Алексей осекся — он нечаянно выложил знания об истории, которая тут произойти не может. Хотел отшутиться, но взглянув в смертельно бледное лицо Толстого, осекся. И голос того стал таким же мертвецким.

— Тебе ведомо будущее, государь, я в том не раз убеждался, и служить буду тебе верно, — старик буквально сполз с занимаемого кресла, и встал перед ним на колени. И это было не притворство — слезам верить нельзя, но такую бледность ни один лицедей сотворить не сможет.

— Ведомо, но то случилось бы после моей казни в прошлом году, которую исполнил ты с Меншиковым. Только в расчет не взяли, что мой сын на престол взойдет, а сторонники, те, кто смерти избежал, с вами давние счеты сведут. Вот и поплатились вы оба, лишившись всего в одночасье.
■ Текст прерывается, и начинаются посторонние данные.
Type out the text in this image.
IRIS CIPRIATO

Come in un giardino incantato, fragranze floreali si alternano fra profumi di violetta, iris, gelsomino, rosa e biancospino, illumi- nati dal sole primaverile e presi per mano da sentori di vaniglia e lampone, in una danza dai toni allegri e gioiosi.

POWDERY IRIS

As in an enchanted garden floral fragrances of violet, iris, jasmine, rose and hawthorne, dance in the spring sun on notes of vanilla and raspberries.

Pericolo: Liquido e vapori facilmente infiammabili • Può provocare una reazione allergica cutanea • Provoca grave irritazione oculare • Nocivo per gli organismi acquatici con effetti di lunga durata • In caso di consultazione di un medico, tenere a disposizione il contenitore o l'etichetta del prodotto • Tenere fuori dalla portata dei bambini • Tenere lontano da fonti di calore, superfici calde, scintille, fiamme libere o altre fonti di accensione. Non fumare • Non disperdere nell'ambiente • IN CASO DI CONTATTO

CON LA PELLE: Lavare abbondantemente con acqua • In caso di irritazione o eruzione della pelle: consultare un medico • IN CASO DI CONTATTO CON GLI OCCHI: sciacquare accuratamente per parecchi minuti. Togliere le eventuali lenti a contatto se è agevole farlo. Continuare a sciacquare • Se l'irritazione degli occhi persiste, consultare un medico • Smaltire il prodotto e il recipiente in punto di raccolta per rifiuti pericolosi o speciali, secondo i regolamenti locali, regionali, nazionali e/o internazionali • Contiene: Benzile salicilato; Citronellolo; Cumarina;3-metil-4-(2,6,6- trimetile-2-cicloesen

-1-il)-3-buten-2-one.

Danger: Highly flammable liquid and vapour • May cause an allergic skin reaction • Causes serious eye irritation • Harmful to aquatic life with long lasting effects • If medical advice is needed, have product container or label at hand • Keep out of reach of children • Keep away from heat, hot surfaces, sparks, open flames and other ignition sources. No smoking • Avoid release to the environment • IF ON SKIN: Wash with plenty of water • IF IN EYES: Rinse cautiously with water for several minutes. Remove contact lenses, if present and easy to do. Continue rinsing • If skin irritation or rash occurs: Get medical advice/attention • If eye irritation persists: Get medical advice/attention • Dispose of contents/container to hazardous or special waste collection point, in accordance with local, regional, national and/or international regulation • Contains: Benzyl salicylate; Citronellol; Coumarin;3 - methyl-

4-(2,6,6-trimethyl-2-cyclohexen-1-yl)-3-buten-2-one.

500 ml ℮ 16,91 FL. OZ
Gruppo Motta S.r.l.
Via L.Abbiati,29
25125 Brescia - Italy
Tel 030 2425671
Но ты свой выбор правильно сделал — вот потому предначертанная тебе судьба иная будет, и проживешь ты еще очень долго к пользе державы нашей…

Рубль Петра Алексеевича — война со шведами в разгаре и доля серебра в сравнении с талером уже значительно уменьшена. А по весу уже в два с половиной раза уступает тем параметрам, что были еще при его отце — инфляция, обесценивание денег и тогда происходило…

Прусское наследство (СИ) - img_29

Глава 30

— Сдохнешь ты у меня здесь, тварь! Думал не найду, не отыщу⁈ Ан нет, попался — слишком много на тебя улик нашли, а «гнать след» мои люди умеют, хорошо тому обучены! Говори, облегчи душу! Жги!

Петр говорил горячечно, пересыпая русские и немецкие слова — подвешенный перед ним на дыбе остзейский дворянин хорошо знал оба языка. Вот только куда делся его прежний горделивый вид — сейчас под ударами кнута извивался червь, такой же красный и весь в рубцах. Три часа запирался, кричал, что судить его может только ландтаг, но «герр Петер» палаческое ремесло освоил в тонкостях. И полчаса тому назад он «дожал» заговорщика — тот, пронзительно крича от боли, проговорился. А дальше нужно было продолжать давить, чтобы боль не прерывалась, и тогда начнут говорить не кусочки, а всю правду целиком, рассчитывая, что признание избавит от мук.

— Ненавижу тебя, ненавижу! Чтоб ты сдох!

Налитые кровью глаза уставились на Петра — там застыла жуткая смесь бессильной ярости, перемешанной с животным ужасом. Видимо, рассчитывал на то, что «герр Петер» его прибьет в горячке, и тот был готов это сделать. Вот только ему не дали легкой смерти — в подвале находился еще один человек, крайне заинтересованный ходом следствия.

— Ты говори, говори, испражняйся, — Меншиков был на диво спокоен в отличие от Петра. Опыт у фельдмаршала в таких делах преизрядный, стрельцов тоже пытал, вместе с царем на пару. А так как ловко орудовал топором, то во время массовых казней «помогал» тем боярам, что от ужаса не могли убить своих жертв, отсечь голову с одного раза, и те отчаянно вопили, призывая их избавить от мучений. Вот Алексашка и помогал, причем в такой ситуации даже откупное брал с аристократов, которым царь устроил кровавую круговую поруку. И при этом позже хвастался, что лично казнил или добил полтора десятка стрельцов, больше всех.